【名盤】八十八ヶ所巡礼-『凍狂』

 八十八ヶ所巡礼の7枚目のアルバム。前作『日本』から3年ぶりのアルバムということで、前作までは毎年アルバムをリリースしていたこともあり、久しぶりの新譜という印象を受ける。そもそもあんなペースであのクオリティを出し続けていたのが異常でもあるのだが。

 そんなわけで待ち望んでいた1枚になるが、本作はこれまでの集大成とでも言うような充実した内容となっている。なんやかんやでMV自体はぽつぽつとyoutubeに投稿されていたので、次はこんな感じか? というなんとなくの予想はしていたが、いざアルバムを通して聴いてみるとベストアルバムのような完成度の内容に驚かされた。

 M1″虚夢虚夢”はアルバムの始まりに盛大に鐘を鳴らすような疾走感のあるナンバー。夜更けの街を走り出すような目まぐるしさに待ち望んでいたものをいきなりお披露目されたようなサプライズを感じてテンションが上った。

 M2″金土日”はMVが先行公開されていた曲の一つである。まあめちゃくちゃにポップだと思う。ちょっとした禅問答的メッセージが入っていたりと社会派な一面があるように見せておいて、ただ単に酔っ払いがそれっぽいこと言ってるだけにも聞こえる辺り面白い。

 M3″脳の王国”はこれまで案外ありそうでなかったサイケデリックな曲である。MVもやはりサイケな雰囲気バリバリで、ハッピーでトリップしている愉快さを感じる曲である。多幸感があっていい感じに気持ち良い。

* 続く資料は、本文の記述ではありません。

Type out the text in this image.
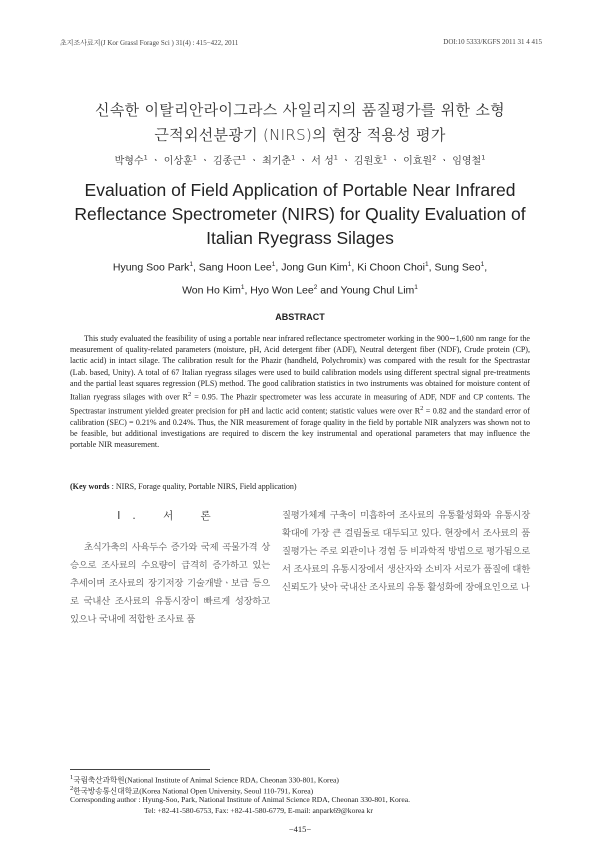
초지조사료지(J Kor Grassl Forage Sci ) 31(4) : 415−422, 2011	DOI:10 5333/KGFS 2011 31 4 415
신속한 이탈리안라이그라스 사일리지의 품질평가를 위한 소형
근적외선분광기 (NIRS)의 현장 적용성 평가
박형수$^1$ ㆍ 이상훈$^1$ ㆍ 김종근$^1$ ㆍ 최기춘$^1$ ㆍ 서 성$^1$ ㆍ 김원호$^1$ ㆍ 이효원$^2$ ㆍ 임영철$^1$
Evaluation of Field Application of Portable Near Infrared
Reflectance Spectrometer (NIRS) for Quality Evaluation of
Italian Ryegrass Silages
Hyung Soo Park$^1$, Sang Hoon Lee$^1$, Jong Gun Kim$^1$, Ki Choon Choi$^1$, Sung Seo$^1$,
Won Ho Kim$^1$, Hyo Won Lee$^2$ and Young Chul Lim$^1$
ABSTRACT
This study evaluated the feasibility of using a portable near infrared reflectance spectrometer working in the 900∼1,600 nm range for the measurement of quality-related parameters (moisture, pH, Acid detergent fiber (ADF), Neutral detergent fiber (NDF), Crude protein (CP), lactic acid) in intact silage. The calibration result for the Phazir (handheld, Polychromix) was compared with the result for the Spectrastar (Lab. based, Unity). A total of 67 Italian ryegrass silages were used to build calibration models using different spectral signal pre-treatments and the partial least squares regression (PLS) method. The good calibration statistics in two instruments was obtained for moisture content of Italian ryegrass silages with over $R^2 = 0.95$. The Phazir spectrometer was less accurate in measuring of ADF, NDF and CP contents. The Spectrastar instrument yielded greater precision for pH and lactic acid content; statistic values were over $R^2 = 0.82$ and the standard error of calibration (SEC) = 0.21% and 0.24%. Thus, the NIR measurement of forage quality in the field by portable NIR analyzers was shown not to be feasible, but additional investigations are required to discern the key instrumental and operational parameters that may influence the portable NIR measurement.
(Key words : NIRS, Forage quality, Portable NIRS, Field application)
Ⅰ. 서 론
초식가축의 사육두수 증가와 국제 곡물가격 상승으로 조사료의 수요량이 급격히 증가하고 있는 추세이며 조사료의 장기저장 기술개발ㆍ보급 등으로 국내산 조사료의 유통시장이 빠르게 성장하고 있으나 국내에 적합한 조사료 품
질평가체계 구축이 미흡하여 조사료의 유통활성화와 유통시장 확대에 가장 큰 걸림돌로 대두되고 있다. 현장에서 조사료의 품질평가는 주로 외관이나 경험 등 비과학적 방법으로 평가됨으로서 조사료의 유통시장에서 생산자와 소비자 서로가 품질에 대한 신뢰도가 낮아 국내산 조사료의 유통 활성화에 장애요인으로 나
$^1$국립축산과학원(National Institute of Animal Science RDA, Cheonan 330-801, Korea)
$^2$한국방송통신대학교(Korea National Open University, Seoul 110-791, Korea)
Corresponding author : Hyung-Soo, Park, National Institute of Animal Science RDA, Cheonan 330-801, Korea.
Tel: +82-41-580-6753, Fax: +82-41-580-6779, E-mail: anpark69@korea kr
−415−
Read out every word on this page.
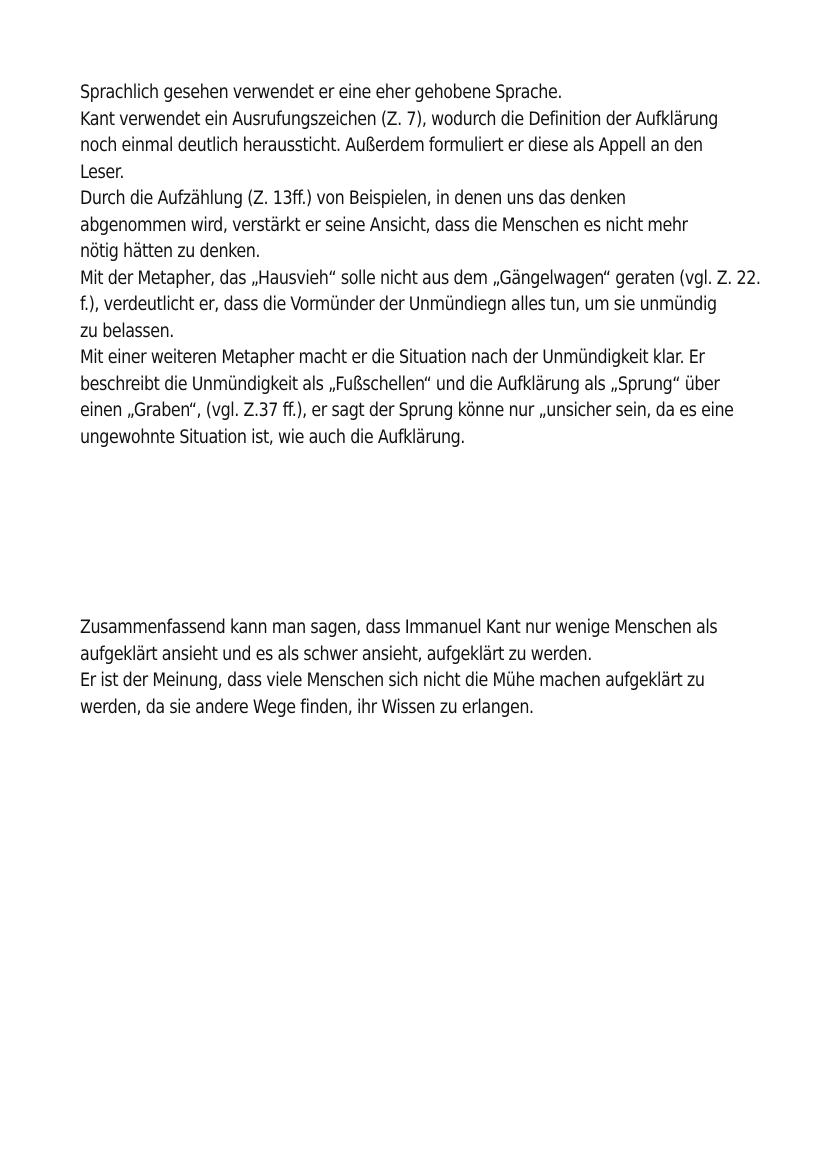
Sprachlich gesehen verwendet er eine eher gehobene Sprache.
Kant verwendet ein Ausrufungszeichen (Z. 7), wodurch die Definition der Aufklärung
noch einmal deutlich heraussticht. Außerdem formuliert er diese als Appell an den
Leser.
Durch die Aufzählung (Z. 13ff.) von Beispielen, in denen uns das denken
abgenommen wird, verstärkt er seine Ansicht, dass die Menschen es nicht mehr
nötig hätten zu denken.
Mit der Metapher, das „Hausvieh“ solle nicht aus dem „Gängelwagen“ geraten (vgl. Z. 22.
f.), verdeutlicht er, dass die Vormünder der Unmündiegn alles tun, um sie unmündig
zu belassen.
Mit einer weiteren Metapher macht er die Situation nach der Unmündigkeit klar. Er
beschreibt die Unmündigkeit als „Fußschellen“ und die Aufklärung als „Sprung“ über
einen „Graben“, (vgl. Z.37 ff.), er sagt der Sprung könne nur „unsicher sein, da es eine
ungewohnte Situation ist, wie auch die Aufklärung.
Zusammenfassend kann man sagen, dass Immanuel Kant nur wenige Menschen als
aufgeklärt ansieht und es als schwer ansieht, aufgeklärt zu werden.
Er ist der Meinung, dass viele Menschen sich nicht die Mühe machen aufgeklärt zu
werden, da sie andere Wege finden, ihr Wissen zu erlangen.
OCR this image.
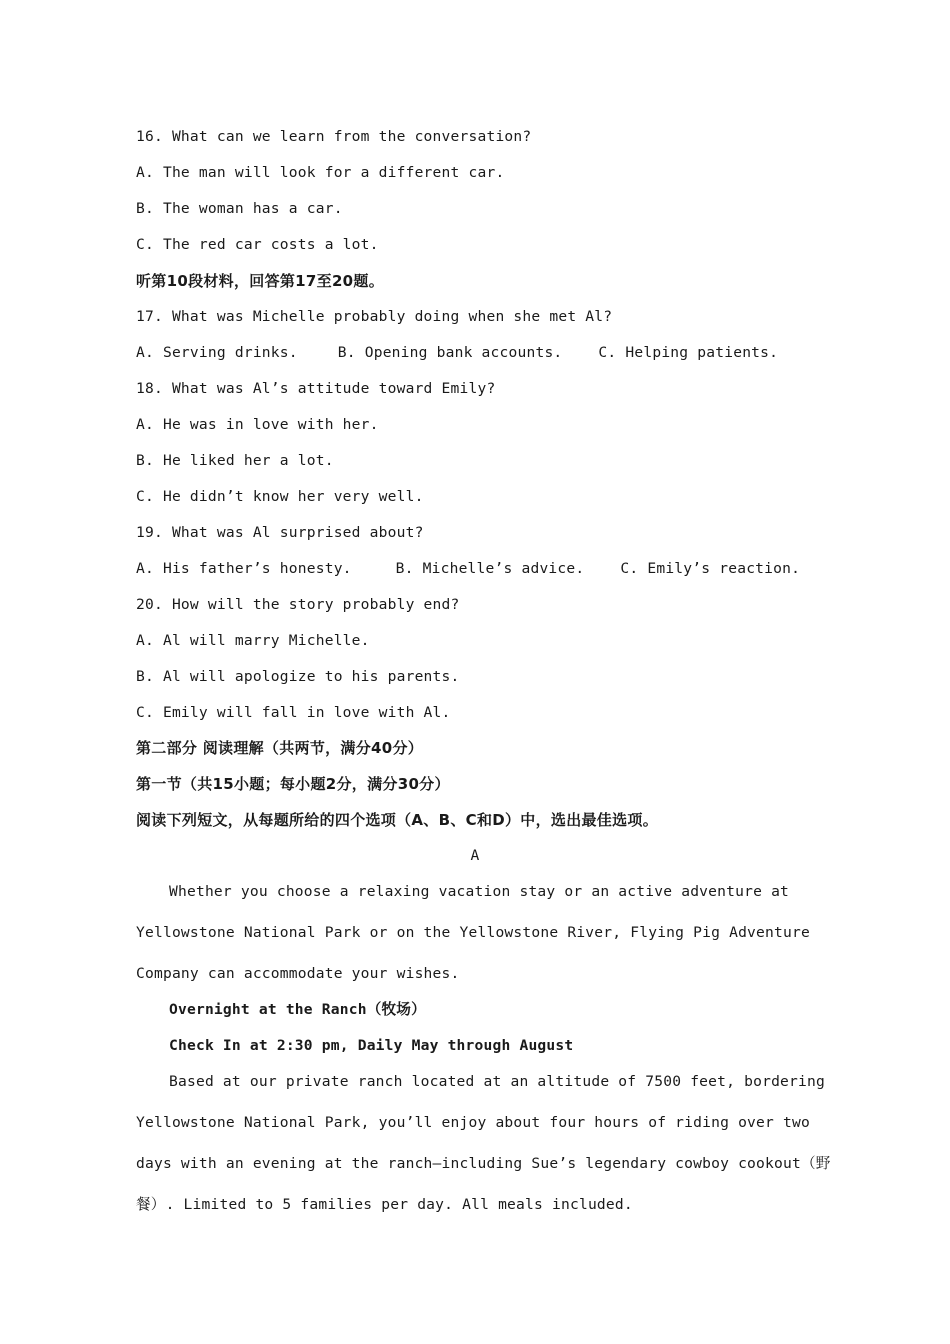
16. What can we learn from the conversation?
A. The man will look for a different car.
B. The woman has a car.
C. The red car costs a lot.
听第10段材料，回答第17至20题。
17. What was Michelle probably doing when she met Al?
A. Serving drinks.	B. Opening bank accounts. C. Helping patients.
18. What was Al’s attitude toward Emily?
A. He was in love with her.
B. He liked her a lot.
C. He didn’t know her very well.
19. What was Al surprised about?
A. His father’s honesty.	B. Michelle’s advice. C. Emily’s reaction.
20. How will the story probably end?
A. Al will marry Michelle.
B. Al will apologize to his parents.
C. Emily will fall in love with Al.
第二部分 阅读理解（共两节，满分40分）
第一节（共15小题；每小题2分，满分30分）
阅读下列短文，从每题所给的四个选项（A、B、C和D）中，选出最佳选项。
A
Whether you choose a relaxing vacation stay or an active adventure at
Yellowstone National Park or on the Yellowstone River, Flying Pig Adventure
Company can accommodate your wishes.
Overnight at the Ranch（牧场）
Check In at 2:30 pm, Daily May through August
Based at our private ranch located at an altitude of 7500 feet, bordering
Yellowstone National Park, you’ll enjoy about four hours of riding over two
days with an evening at the ranch—including Sue’s legendary cowboy cookout（野
餐）. Limited to 5 families per day. All meals included.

 これまでなかったという意味では最も衝撃を受けたのはM7″紫光”だろう。もともとはDJ6月との”紫光”という曲からの発展だが、原曲よりもかなりメロウになり、歌謡曲的になった。こういう歌として聴かせる曲を、ちゃんと聴かせる曲として表現してくる辺り、ボーカルとしての表現力も素晴らしいものなんだと改めて実感する。

 M8″永・凹・阿阿瑠”は約8分の長尺の曲。アルバム本編としてはラストを飾るということで、しみじみと感傷的になるような始まりから徐々にギアを上げてくる。曲名からして「AOR」のもじりだろうということもあって、演奏ものびのびと炸裂している。

 今回はボーナストラックとしてM9″怪感旅行”が収録されている。本編の余韻を吹き飛ばすような怪しげで愉快な曲であり、妖怪たちの馬鹿騒ぎが展開されている感じでとても楽しい。

 アルバムとしてはまさに集大成といった感じで非常に素晴らしい内容だった。だからこそ不安なのが本作が7枚目のアルバムということである。八十八ヶ所巡礼というバンド名にちなんでアルバムを8月18日にリリースしたりとやたらと「8」という数字に絡めてくるだけあって、今回これだけの名盤をリリースしてしまうと8枚目に対する期待も相当に高まってしまうのだが、出す順番はこれで良かったのだろうか。違う意味で不安になったりもする。ともかく、素晴らしいアルバムであることには間違いないので、ぜひ聴いてほしい。